Page 1 of 1

Warning in aggregator stage (Hash table has grown etc..)

Posted: Tue Jan 04, 2011 2:10 pm
by Marley777
Hi, thanks for reading. Getting the following warning.

agg_UWMargin,0: Hash table has grown to 16384 entries. [groupby/hashgroup2.C:966]

So I changed the method to 'sort' instead of 'hash' and the warning went away. However I'm worried that when running on a 4 node config file and method=sort, the data will not be partitioned correctly..thought that was method=hash would do? Do I need to do anything extra in teh aggregator stage to make sure the data is sorted and partitioned (spread accross the nodes) correctly??

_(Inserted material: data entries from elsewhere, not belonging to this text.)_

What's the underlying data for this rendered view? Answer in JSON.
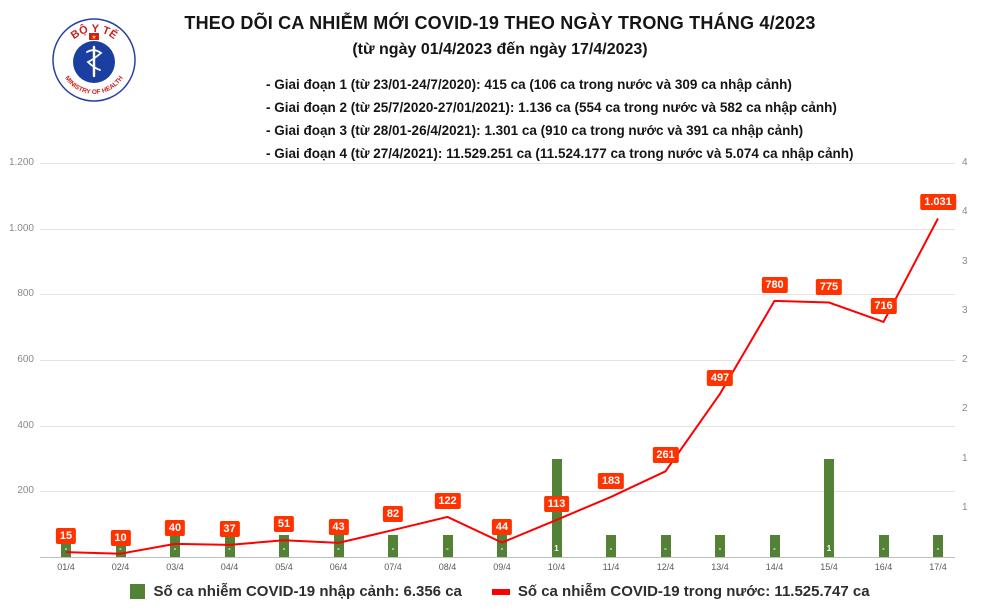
{
  "header": {
    "title": "THEO DÕI CA NHIỄM MỚI COVID-19 THEO NGÀY TRONG THÁNG 4/2023",
    "subtitle": "(từ ngày 01/4/2023 đến ngày 17/4/2023)",
    "bullets": [
      "- Giai đoạn 1 (từ 23/01-24/7/2020): 415 ca (106 ca trong nước và 309 ca nhập cảnh)",
      "- Giai đoạn 2 (từ 25/7/2020-27/01/2021): 1.136 ca (554 ca trong nước và 582 ca nhập cảnh)",
      "- Giai đoạn 3 (từ 28/01-26/4/2021): 1.301 ca (910 ca trong nước và 391 ca nhập cảnh)",
      "- Giai đoạn 4 (từ 27/4/2021): 11.529.251 ca (11.524.177 ca trong nước và 5.074 ca nhập cảnh)"
    ],
    "logo": {
      "top_text": "BỘ Y TẾ",
      "bottom_text": "MINISTRY OF HEALTH"
    }
  },
  "chart_data": {
    "type": "line+bar",
    "title": "THEO DÕI CA NHIỄM MỚI COVID-19 THEO NGÀY TRONG THÁNG 4/2023",
    "categories": [
      "01/4",
      "02/4",
      "03/4",
      "04/4",
      "05/4",
      "06/4",
      "07/4",
      "08/4",
      "09/4",
      "10/4",
      "11/4",
      "12/4",
      "13/4",
      "14/4",
      "15/4",
      "16/4",
      "17/4"
    ],
    "series": [
      {
        "name": "Số ca nhiễm COVID-19 trong nước",
        "type": "line",
        "color": "#ff0000",
        "values": [
          15,
          10,
          40,
          37,
          51,
          43,
          82,
          122,
          44,
          113,
          183,
          261,
          497,
          780,
          775,
          716,
          1031
        ],
        "labels": [
          "15",
          "10",
          "40",
          "37",
          "51",
          "43",
          "82",
          "122",
          "44",
          "113",
          "183",
          "261",
          "497",
          "780",
          "775",
          "716",
          "1.031"
        ]
      },
      {
        "name": "Số ca nhiễm COVID-19 nhập cảnh",
        "type": "bar",
        "color": "#538135",
        "values": [
          0,
          0,
          0,
          0,
          0,
          0,
          0,
          0,
          0,
          1,
          0,
          0,
          0,
          0,
          1,
          0,
          0
        ],
        "labels": [
          "-",
          "-",
          "-",
          "-",
          "-",
          "-",
          "-",
          "-",
          "-",
          "1",
          "-",
          "-",
          "-",
          "-",
          "1",
          "-",
          "-"
        ]
      }
    ],
    "left_axis": {
      "ticks": [
        "1.200",
        "1.000",
        "800",
        "600",
        "400",
        "200"
      ],
      "min": 0,
      "max": 1200
    },
    "right_axis": {
      "ticks": [
        "4",
        "4",
        "3",
        "3",
        "2",
        "2",
        "1",
        "1"
      ],
      "min": 0,
      "max": 4
    },
    "grid": true,
    "legend_position": "bottom"
  },
  "legend": {
    "imported": "Số ca nhiễm COVID-19 nhập cảnh: 6.356 ca",
    "domestic": "Số ca nhiễm COVID-19 trong nước: 11.525.747 ca"
  },
  "colors": {
    "line_red": "#ff0000",
    "point_label_box": "#ff3300",
    "bar_green": "#538135",
    "grid": "#e3e3e3",
    "logo_blue": "#1b3fa0",
    "logo_red": "#cc1f1f",
    "flag_yellow": "#ffd400"
  }
}
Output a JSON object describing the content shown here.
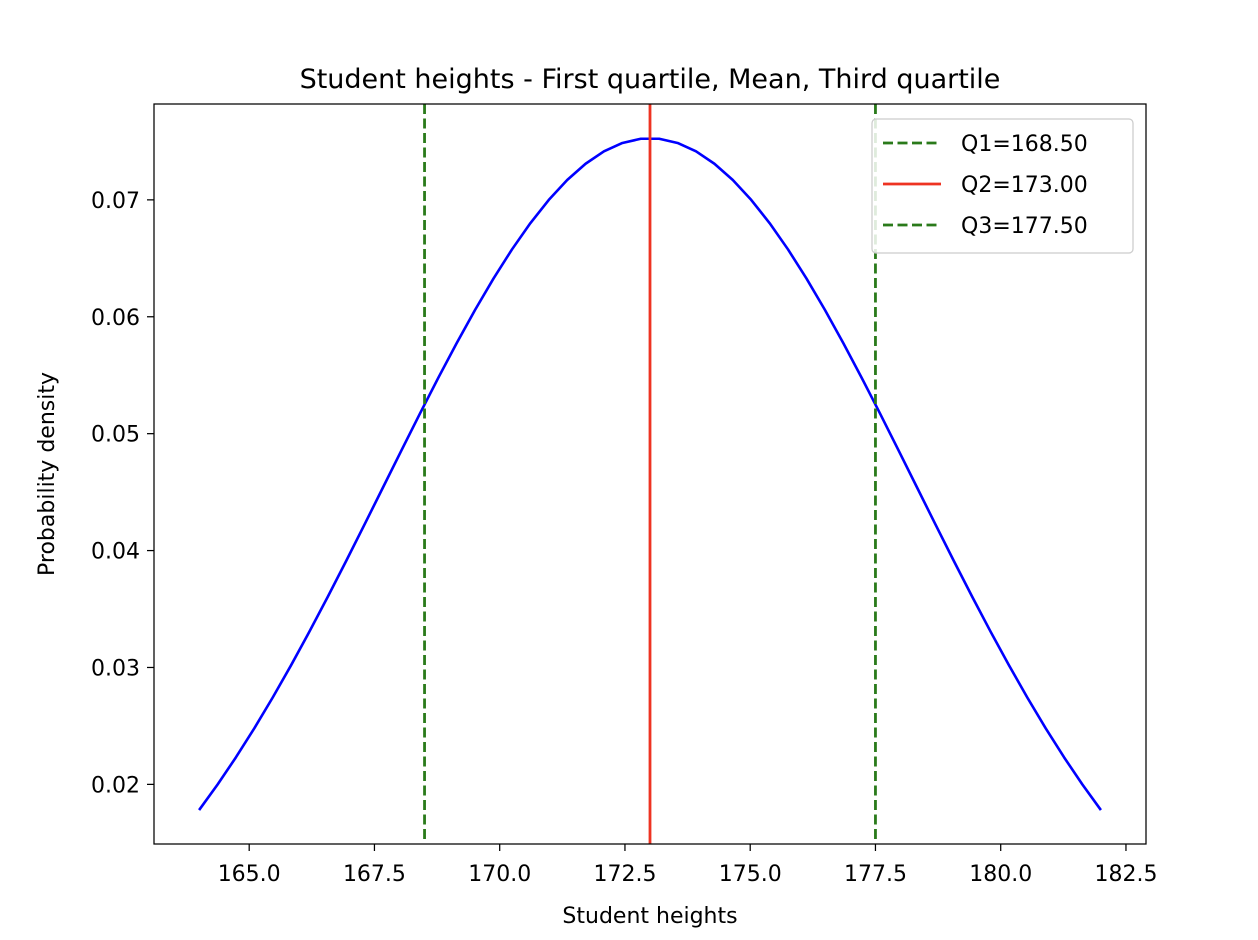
{
  "chart_data": {
    "type": "line",
    "title": "Student heights - First quartile, Mean, Third quartile",
    "xlabel": "Student heights",
    "ylabel": "Probability density",
    "xlim": [
      163.1,
      182.9
    ],
    "ylim": [
      0.0149,
      0.0782
    ],
    "xticks": [
      165.0,
      167.5,
      170.0,
      172.5,
      175.0,
      177.5,
      180.0,
      182.5
    ],
    "xtick_labels": [
      "165.0",
      "167.5",
      "170.0",
      "172.5",
      "175.0",
      "177.5",
      "180.0",
      "182.5"
    ],
    "yticks": [
      0.02,
      0.03,
      0.04,
      0.05,
      0.06,
      0.07
    ],
    "ytick_labels": [
      "0.02",
      "0.03",
      "0.04",
      "0.05",
      "0.06",
      "0.07"
    ],
    "grid": false,
    "legend_position": "top-right",
    "curve": {
      "color": "#0000ff",
      "distribution": "normal",
      "mean": 173.0,
      "std": 5.3,
      "x_start": 164.0,
      "x_end": 182.0,
      "num_points": 50
    },
    "vlines": [
      {
        "name": "Q1=168.50",
        "x": 168.5,
        "color": "#2a7a1a",
        "style": "dashed"
      },
      {
        "name": "Q2=173.00",
        "x": 173.0,
        "color": "#ee3322",
        "style": "solid"
      },
      {
        "name": "Q3=177.50",
        "x": 177.5,
        "color": "#2a7a1a",
        "style": "dashed"
      }
    ]
  }
}
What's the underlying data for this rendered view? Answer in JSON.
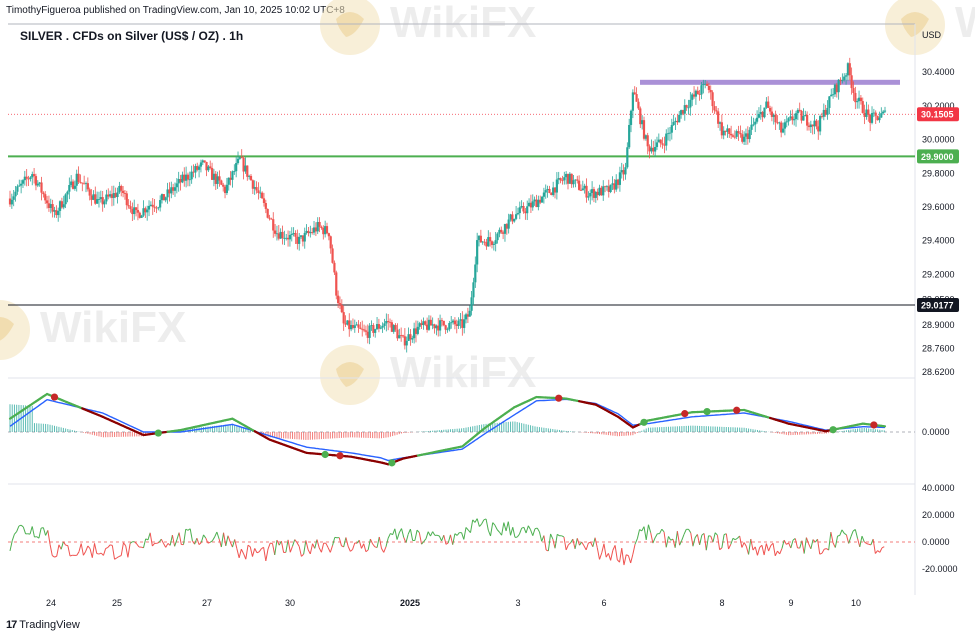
{
  "header": {
    "publisher": "TimothyFigueroa published on TradingView.com, Jan 10, 2025 10:02 UTC+8",
    "title": "SILVER . CFDs on Silver (US$ / OZ) . 1h",
    "currency": "USD"
  },
  "footer": {
    "brand": "TradingView",
    "logo_icon": "tradingview-logo-icon"
  },
  "watermark": {
    "text": "WikiFX",
    "icon": "wikifx-logo-icon"
  },
  "colors": {
    "up": "#26a69a",
    "down": "#ef5350",
    "support": "#4caf50",
    "resistance": "#9575cd",
    "price_badge": "#f23645",
    "support_badge": "#4caf50",
    "mark_line": "#131722",
    "macd_fast": "#4caf50",
    "macd_slow": "#2962ff",
    "macd_fast_down": "#8b0000",
    "hist_up": "#26a69a",
    "hist_down": "#ef5350",
    "osc_up": "#4caf50",
    "osc_down": "#ef5350"
  },
  "chart_data": [
    {
      "type": "candlestick",
      "title": "SILVER . CFDs on Silver (US$ / OZ) . 1h",
      "x_ticks": [
        "24",
        "25",
        "27",
        "30",
        "2025",
        "3",
        "6",
        "8",
        "9",
        "10"
      ],
      "y_ticks": [
        "30.4000",
        "30.2000",
        "30.0000",
        "29.8000",
        "29.6000",
        "29.4000",
        "29.2000",
        "29.0500",
        "28.9000",
        "28.7600",
        "28.6200"
      ],
      "ylim": [
        28.62,
        30.52
      ],
      "path": [
        [
          0,
          29.65
        ],
        [
          6,
          29.8
        ],
        [
          12,
          29.55
        ],
        [
          18,
          29.78
        ],
        [
          24,
          29.62
        ],
        [
          30,
          29.7
        ],
        [
          34,
          29.55
        ],
        [
          38,
          29.62
        ],
        [
          40,
          29.62
        ],
        [
          46,
          29.75
        ],
        [
          52,
          29.85
        ],
        [
          58,
          29.7
        ],
        [
          62,
          29.88
        ],
        [
          66,
          29.72
        ],
        [
          72,
          29.45
        ],
        [
          78,
          29.4
        ],
        [
          83,
          29.48
        ],
        [
          86,
          29.45
        ],
        [
          88,
          29.1
        ],
        [
          90,
          28.9
        ],
        [
          96,
          28.85
        ],
        [
          102,
          28.92
        ],
        [
          106,
          28.8
        ],
        [
          110,
          28.88
        ],
        [
          114,
          28.9
        ],
        [
          122,
          28.9
        ],
        [
          124,
          28.97
        ],
        [
          126,
          29.4
        ],
        [
          130,
          29.4
        ],
        [
          136,
          29.55
        ],
        [
          140,
          29.6
        ],
        [
          146,
          29.7
        ],
        [
          150,
          29.78
        ],
        [
          156,
          29.68
        ],
        [
          162,
          29.7
        ],
        [
          166,
          29.82
        ],
        [
          168,
          30.3
        ],
        [
          172,
          29.95
        ],
        [
          176,
          29.98
        ],
        [
          182,
          30.2
        ],
        [
          188,
          30.33
        ],
        [
          192,
          30.05
        ],
        [
          198,
          30.0
        ],
        [
          204,
          30.2
        ],
        [
          208,
          30.05
        ],
        [
          212,
          30.15
        ],
        [
          218,
          30.08
        ],
        [
          222,
          30.28
        ],
        [
          226,
          30.42
        ],
        [
          228,
          30.25
        ],
        [
          232,
          30.12
        ],
        [
          236,
          30.15
        ]
      ],
      "candle_step": 2,
      "horizontal_levels": [
        {
          "name": "resistance",
          "value": 30.34,
          "style": "band"
        },
        {
          "name": "support",
          "value": 29.9,
          "label": "29.9000",
          "style": "line"
        },
        {
          "name": "marked",
          "value": 29.0177,
          "label": "29.0177",
          "style": "line"
        },
        {
          "name": "last_price",
          "value": 30.1505,
          "label": "30.1505",
          "style": "dotted"
        }
      ]
    },
    {
      "type": "line",
      "indicator": "macd",
      "y_ticks": [
        "0.0000"
      ],
      "series": [
        {
          "values": [
            [
              0,
              0.35
            ],
            [
              10,
              1.0
            ],
            [
              25,
              0.4
            ],
            [
              36,
              -0.08
            ],
            [
              46,
              0.05
            ],
            [
              60,
              0.35
            ],
            [
              70,
              -0.2
            ],
            [
              80,
              -0.55
            ],
            [
              92,
              -0.65
            ],
            [
              100,
              -0.8
            ],
            [
              102,
              -0.85
            ],
            [
              106,
              -0.7
            ],
            [
              122,
              -0.38
            ],
            [
              128,
              0.1
            ],
            [
              136,
              0.65
            ],
            [
              142,
              0.92
            ],
            [
              150,
              0.88
            ],
            [
              158,
              0.72
            ],
            [
              164,
              0.4
            ],
            [
              168,
              0.12
            ],
            [
              172,
              0.3
            ],
            [
              184,
              0.52
            ],
            [
              198,
              0.58
            ],
            [
              210,
              0.22
            ],
            [
              220,
              0.02
            ],
            [
              230,
              0.22
            ],
            [
              236,
              0.15
            ]
          ]
        },
        {
          "values": [
            [
              0,
              0.15
            ],
            [
              10,
              0.85
            ],
            [
              25,
              0.5
            ],
            [
              36,
              0.0
            ],
            [
              46,
              0.0
            ],
            [
              60,
              0.2
            ],
            [
              70,
              -0.1
            ],
            [
              80,
              -0.4
            ],
            [
              92,
              -0.55
            ],
            [
              100,
              -0.68
            ],
            [
              102,
              -0.75
            ],
            [
              106,
              -0.68
            ],
            [
              122,
              -0.45
            ],
            [
              128,
              -0.05
            ],
            [
              136,
              0.45
            ],
            [
              142,
              0.82
            ],
            [
              150,
              0.86
            ],
            [
              158,
              0.75
            ],
            [
              164,
              0.48
            ],
            [
              168,
              0.18
            ],
            [
              172,
              0.22
            ],
            [
              184,
              0.4
            ],
            [
              198,
              0.5
            ],
            [
              210,
              0.28
            ],
            [
              220,
              0.05
            ],
            [
              230,
              0.14
            ],
            [
              236,
              0.12
            ]
          ]
        }
      ],
      "crossovers": [
        {
          "x": 12,
          "dir": "down"
        },
        {
          "x": 40,
          "dir": "up"
        },
        {
          "x": 85,
          "dir": "up"
        },
        {
          "x": 89,
          "dir": "down"
        },
        {
          "x": 103,
          "dir": "up"
        },
        {
          "x": 148,
          "dir": "down"
        },
        {
          "x": 171,
          "dir": "up"
        },
        {
          "x": 182,
          "dir": "down"
        },
        {
          "x": 188,
          "dir": "up"
        },
        {
          "x": 196,
          "dir": "down"
        },
        {
          "x": 222,
          "dir": "up"
        },
        {
          "x": 233,
          "dir": "down"
        }
      ]
    },
    {
      "type": "line",
      "indicator": "oscillator",
      "y_ticks": [
        "40.0000",
        "20.0000",
        "0.0000",
        "-20.0000"
      ],
      "ylim": [
        -40,
        40
      ]
    }
  ]
}
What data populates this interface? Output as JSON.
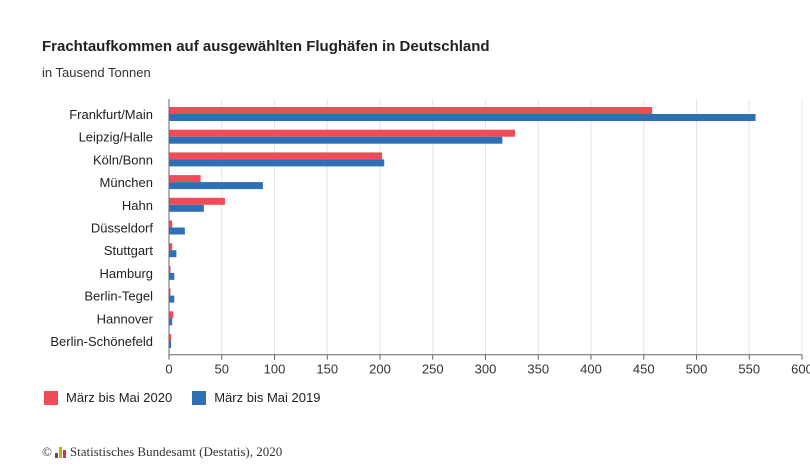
{
  "chart_data": {
    "type": "bar",
    "orientation": "horizontal",
    "title": "Frachtaufkommen auf ausgewählten Flughäfen in Deutschland",
    "subtitle": "in Tausend Tonnen",
    "categories": [
      "Frankfurt/Main",
      "Leipzig/Halle",
      "Köln/Bonn",
      "München",
      "Hahn",
      "Düsseldorf",
      "Stuttgart",
      "Hamburg",
      "Berlin-Tegel",
      "Hannover",
      "Berlin-Schönefeld"
    ],
    "series": [
      {
        "name": "März bis Mai 2020",
        "color": "#f24b58",
        "values": [
          458,
          328,
          202,
          30,
          53,
          3,
          3,
          1,
          1,
          4,
          2
        ]
      },
      {
        "name": "März bis Mai 2019",
        "color": "#2f6fb5",
        "values": [
          556,
          316,
          204,
          89,
          33,
          15,
          7,
          5,
          5,
          3,
          2
        ]
      }
    ],
    "xlim": [
      0,
      600
    ],
    "xticks": [
      0,
      50,
      100,
      150,
      200,
      250,
      300,
      350,
      400,
      450,
      500,
      550,
      600
    ],
    "grid": true,
    "legend_position": "bottom-left"
  },
  "footer": {
    "copyright": "©",
    "source": "Statistisches Bundesamt (Destatis), 2020"
  }
}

Here is how my env variable are set
APT_NO_SORT_INSERTION = FALSE
APT_NO_PART_INSERTION = FALSE

Posted: Tue Jan 04, 2011 3:11 pm
by ray.wurlod
The data have to be partitioned on the first grouping key and sorted on all the grouping keys when sort method is used. But your environment variables prevent DataStage from inserting tsort and partitioner operators to achieve this, so YOU must do the explicit sorting and partitioning.

Posted: Tue Jan 04, 2011 3:32 pm
by Marley777
Ray,

1- I can do this on the partitioning tab correct?

2- I have 4 key fields, can I use 'usage=sorting, partitioning' on all 4 fields?

I want to sum totals for a 4 field key grouping, thinking they will all have to be on the same partition, and usage 'sorting partitioning' will take care of this for me?

Posted: Tue Jan 04, 2011 5:01 pm
by ray.wurlod
Only partition on the first of the fields, provided that this generates enough distinct values to cover all your processing nodes. Sort on all four.